Лежа в постели и протянув руку, чтобы выключить свет, Эмми заметила:
— Бедный Джимми. В роли сэра Галахада ему сегодня не повезло.
— Да. — Голос Генри был уже совсем сонным. — Хотя кто знает… возможно, ему еще раз доведется выступить в этой роли…
Эмми приподнялась на локте.
— Ты имеешь в виду, что ей не очень понравилось танцевать с Хозером?
— А тебе бы понравилось?
— Не знаю. Он кажется весьма разумным парнем, хоть и коротышка. Дорогой…

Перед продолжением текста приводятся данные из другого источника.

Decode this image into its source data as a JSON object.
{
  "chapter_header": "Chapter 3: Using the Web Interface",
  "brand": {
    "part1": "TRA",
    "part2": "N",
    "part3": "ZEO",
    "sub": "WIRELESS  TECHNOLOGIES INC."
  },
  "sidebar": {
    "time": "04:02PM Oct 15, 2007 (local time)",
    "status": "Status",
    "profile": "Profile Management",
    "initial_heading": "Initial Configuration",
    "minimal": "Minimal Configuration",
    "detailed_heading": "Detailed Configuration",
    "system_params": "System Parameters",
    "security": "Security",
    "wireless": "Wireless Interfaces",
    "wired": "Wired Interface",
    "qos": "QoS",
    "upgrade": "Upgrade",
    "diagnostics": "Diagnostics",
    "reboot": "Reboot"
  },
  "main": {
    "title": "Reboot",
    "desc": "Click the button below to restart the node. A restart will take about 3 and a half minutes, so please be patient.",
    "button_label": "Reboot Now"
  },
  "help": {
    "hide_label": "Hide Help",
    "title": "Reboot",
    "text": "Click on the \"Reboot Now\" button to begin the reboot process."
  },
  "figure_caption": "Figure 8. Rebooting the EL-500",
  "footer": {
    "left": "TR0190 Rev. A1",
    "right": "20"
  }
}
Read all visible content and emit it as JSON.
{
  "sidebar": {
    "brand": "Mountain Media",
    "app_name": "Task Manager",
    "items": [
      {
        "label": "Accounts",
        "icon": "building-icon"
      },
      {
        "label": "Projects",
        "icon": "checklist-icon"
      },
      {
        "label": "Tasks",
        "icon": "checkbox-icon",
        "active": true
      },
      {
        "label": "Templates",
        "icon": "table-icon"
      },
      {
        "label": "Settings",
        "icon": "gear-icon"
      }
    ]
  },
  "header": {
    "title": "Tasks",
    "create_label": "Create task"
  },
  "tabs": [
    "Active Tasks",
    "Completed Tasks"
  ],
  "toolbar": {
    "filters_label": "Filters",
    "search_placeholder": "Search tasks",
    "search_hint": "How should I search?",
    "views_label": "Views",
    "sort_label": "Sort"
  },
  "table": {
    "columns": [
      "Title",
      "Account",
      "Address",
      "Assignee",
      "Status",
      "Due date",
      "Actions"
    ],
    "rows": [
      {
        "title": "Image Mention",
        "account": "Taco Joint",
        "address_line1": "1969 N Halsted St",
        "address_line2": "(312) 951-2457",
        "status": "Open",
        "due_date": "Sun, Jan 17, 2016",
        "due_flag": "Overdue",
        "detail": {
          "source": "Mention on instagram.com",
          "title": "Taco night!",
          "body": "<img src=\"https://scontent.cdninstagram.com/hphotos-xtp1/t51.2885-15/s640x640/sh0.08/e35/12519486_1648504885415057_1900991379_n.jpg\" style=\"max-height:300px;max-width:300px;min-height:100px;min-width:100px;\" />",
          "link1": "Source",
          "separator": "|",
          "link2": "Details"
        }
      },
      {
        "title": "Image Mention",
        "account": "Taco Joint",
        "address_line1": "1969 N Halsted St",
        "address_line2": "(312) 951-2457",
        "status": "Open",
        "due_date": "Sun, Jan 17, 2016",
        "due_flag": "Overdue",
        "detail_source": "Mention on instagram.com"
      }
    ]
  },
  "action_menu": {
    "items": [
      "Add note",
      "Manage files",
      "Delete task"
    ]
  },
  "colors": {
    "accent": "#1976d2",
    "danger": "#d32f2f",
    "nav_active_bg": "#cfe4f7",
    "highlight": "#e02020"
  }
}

— М-м-м? — Генри уже спал.
— Дорогой, ты думаешь, что баронесса приехала сюда для тайной встречи с Франко ди Санти? Он потрясающе привлекателен и, я уверена, влюблен в нее…
— Ох, спи уже, — пробормотал Тиббет, уткнувшись в подушку.
В наступившей тишине снизу доносился слабый звук радиолы, ритмичный и назойливый. Последней мыслью Эмми перед сном была мысль о незнакомом молодом человеке по имени Джулио, одиноко лежащем на дне ледяного ущелья с лыжей, все еще пристегнутой к ноге.